Reconciliation walk 'should have always been happening' to mark National Aboriginal Day

Wearing yellow T-shirts and scarves, schoolchildren joined people from all walks of life today in downtown Saskatoon, in the city's second "Rock Your Roots" walk.

More than 2,000 people fill streets of Saskatoon for 2nd annual "Rock Your Roots" walk

Police estimated more than 2,000 people took part in the Rock Your Roots Walk for Reconciliation in downtown Saskatoon. (CBC)

Wearing a full-length skirt as she drummed and sang, Teedly Linklater and her family led more than 2,000 people through downtown Saskatoon during the city's second Rock Your Roots Walk for Reconciliation.

"All my ancestors, my grandparents I wish they were here to see, to be a part of this truth and reconciliation," said Linklater, a Cree mother of four from the Thunderchild First Nation, Sask. 
Teedly Linklater and her family sang and drummed as they led the Walk for Reconciliation through downtown Saskatoon. (CBC)

The walk, now in its second year, is part of events marking National Aboriginal Day in Saskatoon.

"It should have always been happening," said Linklater. "We're never going away.
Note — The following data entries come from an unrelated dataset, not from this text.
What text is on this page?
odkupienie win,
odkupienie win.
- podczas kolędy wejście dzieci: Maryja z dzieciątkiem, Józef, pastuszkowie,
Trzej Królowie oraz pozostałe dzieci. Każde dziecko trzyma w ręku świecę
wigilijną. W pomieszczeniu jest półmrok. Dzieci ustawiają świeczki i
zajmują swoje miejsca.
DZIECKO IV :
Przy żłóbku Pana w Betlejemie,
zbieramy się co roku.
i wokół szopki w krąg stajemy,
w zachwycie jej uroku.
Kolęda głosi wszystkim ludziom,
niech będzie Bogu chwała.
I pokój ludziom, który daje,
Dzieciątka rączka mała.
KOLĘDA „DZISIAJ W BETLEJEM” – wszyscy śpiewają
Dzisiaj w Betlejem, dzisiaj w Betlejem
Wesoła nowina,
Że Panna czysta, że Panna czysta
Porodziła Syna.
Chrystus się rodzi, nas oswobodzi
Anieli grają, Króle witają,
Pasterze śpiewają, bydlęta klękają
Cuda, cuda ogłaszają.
We're going to be here forever and ever. So we all need to be together and be peaceful with one another no matter what colour skin we are, where we're from or who we are."

Youthful crowd

People wearing yellow T-shirts and bandannas made their way past the Saskatoon Farmer's Market, down along 19th Street, and back along the Meewasin Trail to Victoria Park. Organizers said roughly a thousand children were bussed in from Saskatoon schools to participate in the walk.

The crowd included Indigenous elders riding golf carts, women in hijabs, and representatives from dozens of community groups.

"We think it's important that newcomers come and hear about reconciliation and hear about the efforts made to bridge those relationships, because a lot of them can come with preconceived notions," said Angela Daigneault, manager of Saskatoon's Newcomer Information Centre.

She came to the walk with 45 new arrivals to Saskatoon, including people from China, India and the Philippines.

"It's absolutely incredible," said Sara Davies, a Métis teacher from St. Frances School.

"I feel just amazement and awe and gratitude that so many people care and want to be part of this movement."
"Everyone should be proud to be Aboriginal," said Sara Davies, a teacher from St. Frances School. "Young, old, from all different backgrounds, it was awesome to see."